Question

opal deposited 2925.90$ into a savings account with an interest rate of 3.9% compounded twice a year. about how long will it take for the account to be worth 6000$

Answer 1

Use the compound amount formula:

A = P (1 + r/n)^( r/n )

Here,

A $6000 = $2925.90 ( 1 + 0.039/2 )^(2t). We must solve for t.
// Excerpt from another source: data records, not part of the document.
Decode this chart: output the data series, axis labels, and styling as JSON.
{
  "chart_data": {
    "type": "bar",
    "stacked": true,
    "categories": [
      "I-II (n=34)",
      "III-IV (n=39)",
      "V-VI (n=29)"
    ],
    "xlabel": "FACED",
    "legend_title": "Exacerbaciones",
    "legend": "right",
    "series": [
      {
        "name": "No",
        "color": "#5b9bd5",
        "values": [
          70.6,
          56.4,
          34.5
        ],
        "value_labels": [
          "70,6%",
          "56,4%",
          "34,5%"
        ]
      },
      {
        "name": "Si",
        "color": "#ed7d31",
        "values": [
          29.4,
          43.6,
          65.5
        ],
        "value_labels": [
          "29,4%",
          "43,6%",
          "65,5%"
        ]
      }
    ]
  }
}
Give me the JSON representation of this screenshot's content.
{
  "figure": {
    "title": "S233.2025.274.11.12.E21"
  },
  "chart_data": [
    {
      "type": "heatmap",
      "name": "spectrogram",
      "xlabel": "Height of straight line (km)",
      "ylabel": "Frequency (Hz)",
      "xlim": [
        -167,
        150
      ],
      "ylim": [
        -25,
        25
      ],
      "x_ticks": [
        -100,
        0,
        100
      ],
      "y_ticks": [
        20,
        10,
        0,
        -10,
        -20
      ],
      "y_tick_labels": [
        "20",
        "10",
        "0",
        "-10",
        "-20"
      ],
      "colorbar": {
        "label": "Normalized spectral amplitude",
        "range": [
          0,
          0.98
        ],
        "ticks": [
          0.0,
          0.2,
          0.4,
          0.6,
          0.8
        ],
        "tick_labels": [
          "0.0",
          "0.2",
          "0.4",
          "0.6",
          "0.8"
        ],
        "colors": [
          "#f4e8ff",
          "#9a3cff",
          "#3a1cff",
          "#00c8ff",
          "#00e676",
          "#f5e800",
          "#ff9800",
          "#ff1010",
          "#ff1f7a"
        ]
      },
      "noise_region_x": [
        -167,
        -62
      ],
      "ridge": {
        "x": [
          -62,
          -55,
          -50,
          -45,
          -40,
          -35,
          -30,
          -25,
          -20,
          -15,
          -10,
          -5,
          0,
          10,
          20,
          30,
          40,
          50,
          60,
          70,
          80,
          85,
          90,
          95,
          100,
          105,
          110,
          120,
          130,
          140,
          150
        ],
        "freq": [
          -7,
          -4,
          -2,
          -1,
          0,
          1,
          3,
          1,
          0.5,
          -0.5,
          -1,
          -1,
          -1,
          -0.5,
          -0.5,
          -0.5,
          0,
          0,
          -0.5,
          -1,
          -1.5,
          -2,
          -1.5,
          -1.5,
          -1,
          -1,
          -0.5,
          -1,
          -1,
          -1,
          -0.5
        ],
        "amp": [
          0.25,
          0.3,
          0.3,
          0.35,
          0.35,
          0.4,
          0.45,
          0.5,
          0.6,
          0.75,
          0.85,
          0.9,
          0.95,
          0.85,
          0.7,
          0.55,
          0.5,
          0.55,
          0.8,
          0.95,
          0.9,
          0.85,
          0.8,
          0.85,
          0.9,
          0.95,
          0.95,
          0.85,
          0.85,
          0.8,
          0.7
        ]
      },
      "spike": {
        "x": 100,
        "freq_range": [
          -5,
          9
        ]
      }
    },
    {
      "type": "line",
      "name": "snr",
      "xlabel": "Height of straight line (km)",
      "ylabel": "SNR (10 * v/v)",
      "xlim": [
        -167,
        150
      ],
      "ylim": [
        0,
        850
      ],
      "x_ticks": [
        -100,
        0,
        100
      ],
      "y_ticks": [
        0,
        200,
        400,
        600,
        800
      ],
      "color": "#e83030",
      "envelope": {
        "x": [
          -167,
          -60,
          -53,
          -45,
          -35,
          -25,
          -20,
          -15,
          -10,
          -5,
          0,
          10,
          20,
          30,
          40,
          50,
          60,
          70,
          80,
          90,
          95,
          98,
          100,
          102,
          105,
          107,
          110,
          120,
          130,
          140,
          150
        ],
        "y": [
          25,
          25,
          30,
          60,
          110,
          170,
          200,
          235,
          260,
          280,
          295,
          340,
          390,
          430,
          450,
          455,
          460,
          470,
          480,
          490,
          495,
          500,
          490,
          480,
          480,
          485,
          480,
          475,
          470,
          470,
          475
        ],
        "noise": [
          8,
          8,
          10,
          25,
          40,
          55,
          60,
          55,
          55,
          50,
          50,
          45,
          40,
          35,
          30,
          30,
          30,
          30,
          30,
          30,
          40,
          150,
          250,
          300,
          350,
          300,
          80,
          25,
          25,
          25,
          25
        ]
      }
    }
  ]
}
2.051 = ( 1 + 0.0195 )^(2t)

Take the natural log of both sides:

ln 2.051 = (2t) ln 1.0195 leads to (2t) ( 0.0193 ) = 0.7183

0.7183
Then 2t = -------------- = 37.219
0.0193
37.219
Finally, t = ------------- = 18.6 years
2

This is reasonable, because we're going from $2925.90 to more than twice that, or $6000, at the relatively low interest rate of 3.9%.

Answer 2

It will take 18.55 years.

Explanation:

The formula of Compound Interest is:

`A = P(1+(r)/(n))^(nt)`

where A = Amount

P = Principle

r = rate

n = Number of Compounding per year

t = total number of year

Here, P = 2925.9, r = 3.9% = 0.039, n = 2, A = 6000, and t = ?.
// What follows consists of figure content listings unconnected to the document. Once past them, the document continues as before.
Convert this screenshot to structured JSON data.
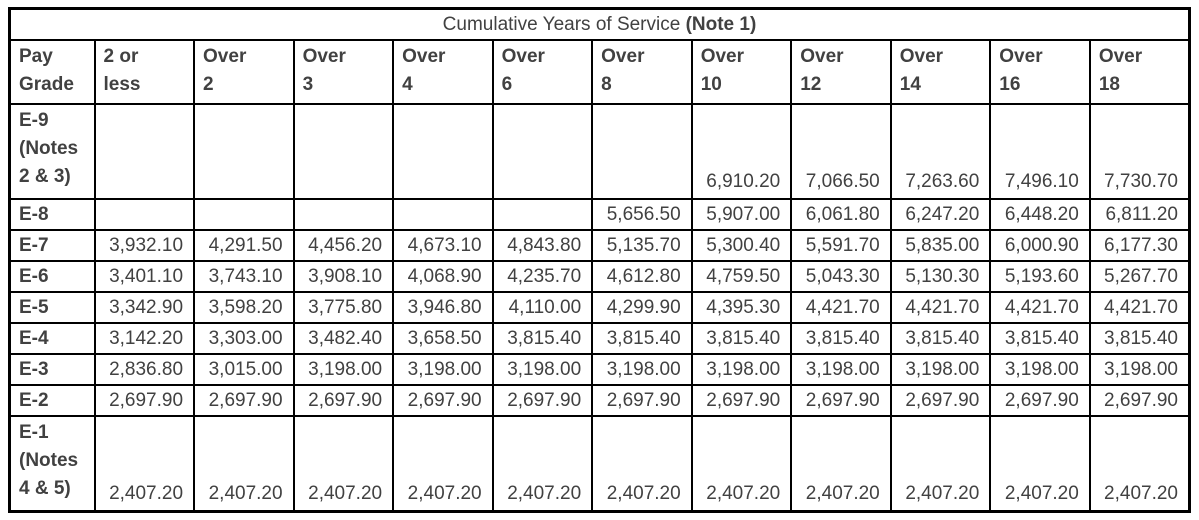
{
  "chart_data": {
    "type": "table",
    "title_regular": "Cumulative Years of Service",
    "title_bold": "(Note 1)",
    "columns": [
      [
        "Pay",
        "Grade"
      ],
      [
        "2 or",
        "less"
      ],
      [
        "Over",
        "2"
      ],
      [
        "Over",
        "3"
      ],
      [
        "Over",
        "4"
      ],
      [
        "Over",
        "6"
      ],
      [
        "Over",
        "8"
      ],
      [
        "Over",
        "10"
      ],
      [
        "Over",
        "12"
      ],
      [
        "Over",
        "14"
      ],
      [
        "Over",
        "16"
      ],
      [
        "Over",
        "18"
      ]
    ],
    "rows": [
      {
        "label_lines": [
          "E-9",
          "(Notes",
          "2 & 3)"
        ],
        "values": [
          "",
          "",
          "",
          "",
          "",
          "",
          "6,910.20",
          "7,066.50",
          "7,263.60",
          "7,496.10",
          "7,730.70"
        ]
      },
      {
        "label_lines": [
          "E-8"
        ],
        "values": [
          "",
          "",
          "",
          "",
          "",
          "5,656.50",
          "5,907.00",
          "6,061.80",
          "6,247.20",
          "6,448.20",
          "6,811.20"
        ]
      },
      {
        "label_lines": [
          "E-7"
        ],
        "values": [
          "3,932.10",
          "4,291.50",
          "4,456.20",
          "4,673.10",
          "4,843.80",
          "5,135.70",
          "5,300.40",
          "5,591.70",
          "5,835.00",
          "6,000.90",
          "6,177.30"
        ]
      },
      {
        "label_lines": [
          "E-6"
        ],
        "values": [
          "3,401.10",
          "3,743.10",
          "3,908.10",
          "4,068.90",
          "4,235.70",
          "4,612.80",
          "4,759.50",
          "5,043.30",
          "5,130.30",
          "5,193.60",
          "5,267.70"
        ]
      },
      {
        "label_lines": [
          "E-5"
        ],
        "values": [
          "3,342.90",
          "3,598.20",
          "3,775.80",
          "3,946.80",
          "4,110.00",
          "4,299.90",
          "4,395.30",
          "4,421.70",
          "4,421.70",
          "4,421.70",
          "4,421.70"
        ]
      },
      {
        "label_lines": [
          "E-4"
        ],
        "values": [
          "3,142.20",
          "3,303.00",
          "3,482.40",
          "3,658.50",
          "3,815.40",
          "3,815.40",
          "3,815.40",
          "3,815.40",
          "3,815.40",
          "3,815.40",
          "3,815.40"
        ]
      },
      {
        "label_lines": [
          "E-3"
        ],
        "values": [
          "2,836.80",
          "3,015.00",
          "3,198.00",
          "3,198.00",
          "3,198.00",
          "3,198.00",
          "3,198.00",
          "3,198.00",
          "3,198.00",
          "3,198.00",
          "3,198.00"
        ]
      },
      {
        "label_lines": [
          "E-2"
        ],
        "values": [
          "2,697.90",
          "2,697.90",
          "2,697.90",
          "2,697.90",
          "2,697.90",
          "2,697.90",
          "2,697.90",
          "2,697.90",
          "2,697.90",
          "2,697.90",
          "2,697.90"
        ]
      },
      {
        "label_lines": [
          "E-1",
          "(Notes",
          "4 & 5)"
        ],
        "values": [
          "2,407.20",
          "2,407.20",
          "2,407.20",
          "2,407.20",
          "2,407.20",
          "2,407.20",
          "2,407.20",
          "2,407.20",
          "2,407.20",
          "2,407.20",
          "2,407.20"
        ]
      }
    ]
  }
}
Putting all these values in above formula:

`6000 = 2925.9(1+(0.039)/(2))^(2* t)`

⇒
`6000 = 2925.9((2.039)/(2))^(2t)`

⇒
`6000 = 2925.9(1.0195)^(2t)`

⇒
`6000 ÷ 2925.9 = (1.0195)^(2t)`

⇒
`2.05 = (1.0195)^(2t)`

Taking log on both side

log(2.05) = 2t × log(1.0195)

⇒ 0.3117 = t × 0.0167

⇒ t = 18.55

Hence, Opal will get $6000 after 18.55 years.